Clear and illuminating, Audi's introduction outlines and interconnects the self-contained but cumulatively arranged essays. It also places them in relation to classical and contemporary literature, and directs readers to large segments of thematically connected material spread throughout the book. Audi ends with a powerfully synthetic final essay.
Review
"In these lively and wide-ranging essays, Robert Audi develops the most sophisticated, subtle, and detailed version of moral intuitionism since W. D. Ross. Audi also explores connections between his moral epistemology and moral psychology, the metaphysics of action, and a general theory of rationality. This book should be not only read but also carefully studied by everyone interested in moral theory."--Walter Sinnott-Armstrong,
Dartmouth College"In defending ethical intuitionism, objective values and objective reasons for action, Audi swims against the stream. People interested in ethical theory should read this book to make sure they are headed in the right direction."--Bruce Russell, Wayne State University
"This extremely ambitious book reconfirms Audi's status as one of the most prominent philosophers writing about ethics and its relationship to other fields, especially epistemology....Important not only for Audi's sophisticated intuitionist theory, but also for its clarification of major alternatives to intuitionism."--Bernard Gert, Dartmouth College>
"Significant, carefully argued, broad in scope."--Roger Crisp, St. Anne's College, Oxford
Synopsis
This book presents an ethical theory that uniquely integrates naturalistic and rationalistic elements. Robert Audi develops his theory in four areas: moral epistemology, the metaphysics of ethics, moral psychology, and the foundations of ethics. Comprising both new and published work, the book sets forth a moderate intuitionism, clarifies the relation between reason and motivation, constructs a theory of intrinsic value and its place in moral obligation, and presents a sophisticated account of moral justification. The concluding chapter articulates a new normative framework built from both Kantian and intuitionist elements.

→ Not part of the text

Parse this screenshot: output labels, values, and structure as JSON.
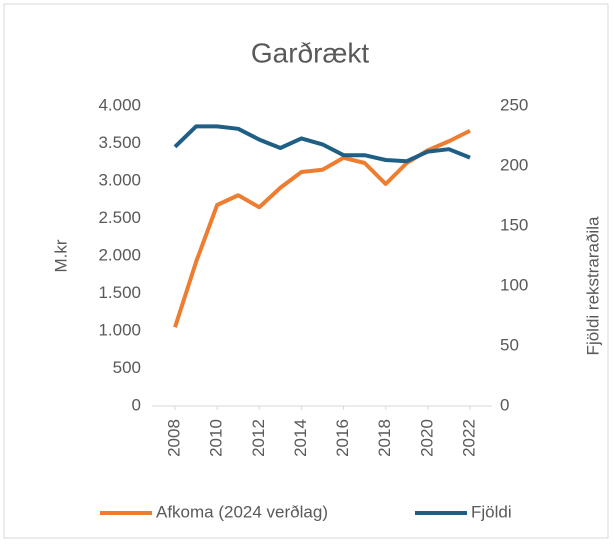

Connecting ethics in novel ways to both the theory of value and the philosophy of action, the essays explore topics such as ethical intuition, reason and judgement, and virtue. Audi also considers major views in the history of ethics, including those of Aristotle, Hume, Kant, Mill, Moore, and W. D. Ross, and engages contemporary work on autonomy, responsibility, objectivity, reasons, and other issues. Clear and conceptually rich, this book makes vital reading for students and scholars of ethics.